4. The nozzle of claim 3, wherein said second fluid directing means comprises one or more vanes oriented at predetermined angle with respect to the longitudinal axis.

5. The nozzle of claim 4, wherein said rotating means comprises a propeller means attached to said first fluid directing means that reacts to the flowing fluid to thereby rotate said first fluid directing means.

6. The nozzle of claim 5, wherein said first fluid directing means is rotatably mounted to said second fluid directing means.

7. The nozzle of claim 5, further the comprising means for controlling the rate of rotation of said first fluid directing means.

8. The nozzle of claim 7, wherein said control means comprises an adjustable paddle that bears against said first fluid directing means.

9. The nozzle of claim 4, wherein said rotating means comprises a motor means for rotating said first fluid directing means.

10. A nozzle for continuously redirecting the entire volume of a flow of fluid in a predetermined pattern, the first flowing along a longitudinal axis, the nozzle comprising:

a rotatable fluid directing means having a first vane means configured to direct a first portion of the entire volume of the fluid flow into a first plane oblique to the longitudinal axis and a second vane means configured to direct a second portion of the fluid in a second plane oblique to the longitudinal axis, said second portion comprising the balance of the entire volume of fluid flow not directed into said first plane;

rotating means for continuously rotating the rotatable fluid directing means about a rotational axis to thereby rotate the first plane and second plane of fluid flow about the rotational axis; and

a stationary fluid directing means located downstream from said rotatable fluid directing means, said stationary fluid directing means configured to direct the first rotating plane of fluid flow and the second rotating palen of fluid flow in to a third plane such that the first plane of fluid flow and the second plane of fluid flow laterally reciprocate in said third plane of fluid flow to periodically overlap and combine the entire volume of fluid flow in a single plane to thereby achieve a pulsing fluid flow.

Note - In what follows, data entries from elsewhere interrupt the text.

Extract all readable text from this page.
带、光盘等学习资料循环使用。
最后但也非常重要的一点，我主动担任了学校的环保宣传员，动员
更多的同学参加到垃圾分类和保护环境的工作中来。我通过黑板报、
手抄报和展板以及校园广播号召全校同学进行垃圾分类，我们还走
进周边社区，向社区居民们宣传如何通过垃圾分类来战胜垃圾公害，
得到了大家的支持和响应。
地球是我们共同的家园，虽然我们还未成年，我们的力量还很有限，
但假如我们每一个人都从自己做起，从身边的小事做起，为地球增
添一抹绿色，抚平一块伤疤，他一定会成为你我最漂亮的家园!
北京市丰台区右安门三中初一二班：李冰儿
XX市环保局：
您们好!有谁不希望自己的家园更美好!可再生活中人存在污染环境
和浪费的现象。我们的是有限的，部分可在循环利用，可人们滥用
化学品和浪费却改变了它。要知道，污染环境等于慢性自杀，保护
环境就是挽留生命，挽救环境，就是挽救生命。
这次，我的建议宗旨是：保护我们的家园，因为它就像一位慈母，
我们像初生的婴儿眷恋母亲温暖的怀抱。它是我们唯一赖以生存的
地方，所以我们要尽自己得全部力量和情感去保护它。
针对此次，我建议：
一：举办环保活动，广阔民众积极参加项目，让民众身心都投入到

11. The nozzle of claim 10, wherein said stationary fluid directing means comprises a plurality of vanes.

12. The nozzle of claim 11, wherein said rotating means comprises a motor means coupled coupled to said rotatable fluid directing means.

13. The nozzle of claim 11, wherein said rotating means comprises a propeller means attached to said rotatable fluid directing means to react to the flow of fluid to thereby rotate said rotatable fluid directing means.

14. The nozzle of claim 13, wherein said rotatable fluid directing means is rotatably mounted to said stationary fluid directing means.

15. The nozzle of claim 11, further comprising means for controlling the rate of rotation of said rotatable air directing means.

16. The nozzle of claim 15, wherein said control means comprises an adjustable paddle that bears against said rotatable fluid directing means.

17. The nozzle of claim 11, further comprising wall means attached to said stationary fluid directing means to further confine and direct the fluid flow.

18. The nozzle of claim 17, wherein said stationary fluid directing means is integrally formed with the wall means.

19. A nozzle for continuously redirecting the entire volume of a flow of fluid in a predetermined pattern, the fluid flowing along a first axis, the nozzle comprising: a first means for deflecting the entire volume of the fluid to flow into one or more planes of fluid flow oblique to the first axis; a second means positioned adjacent to and downstream from said first means for deflecting said one or more planes of fluid flow into a single plane of flowing fluid; and means for continuously rotating one or the other or both of said first and second deflecting means such that the one or more planes of the entire volume of flowing fluid laterally reciprocate in the single plane of fluid flow.

20. The nozzle of claim 19, wherein said rotating means comprises a propeller means integrally formed with said first or second or both deflecting means.

21. The nozzle of claim 20, further comprising means for controlling the rate of rotation of one or the other or both of said deflecting means.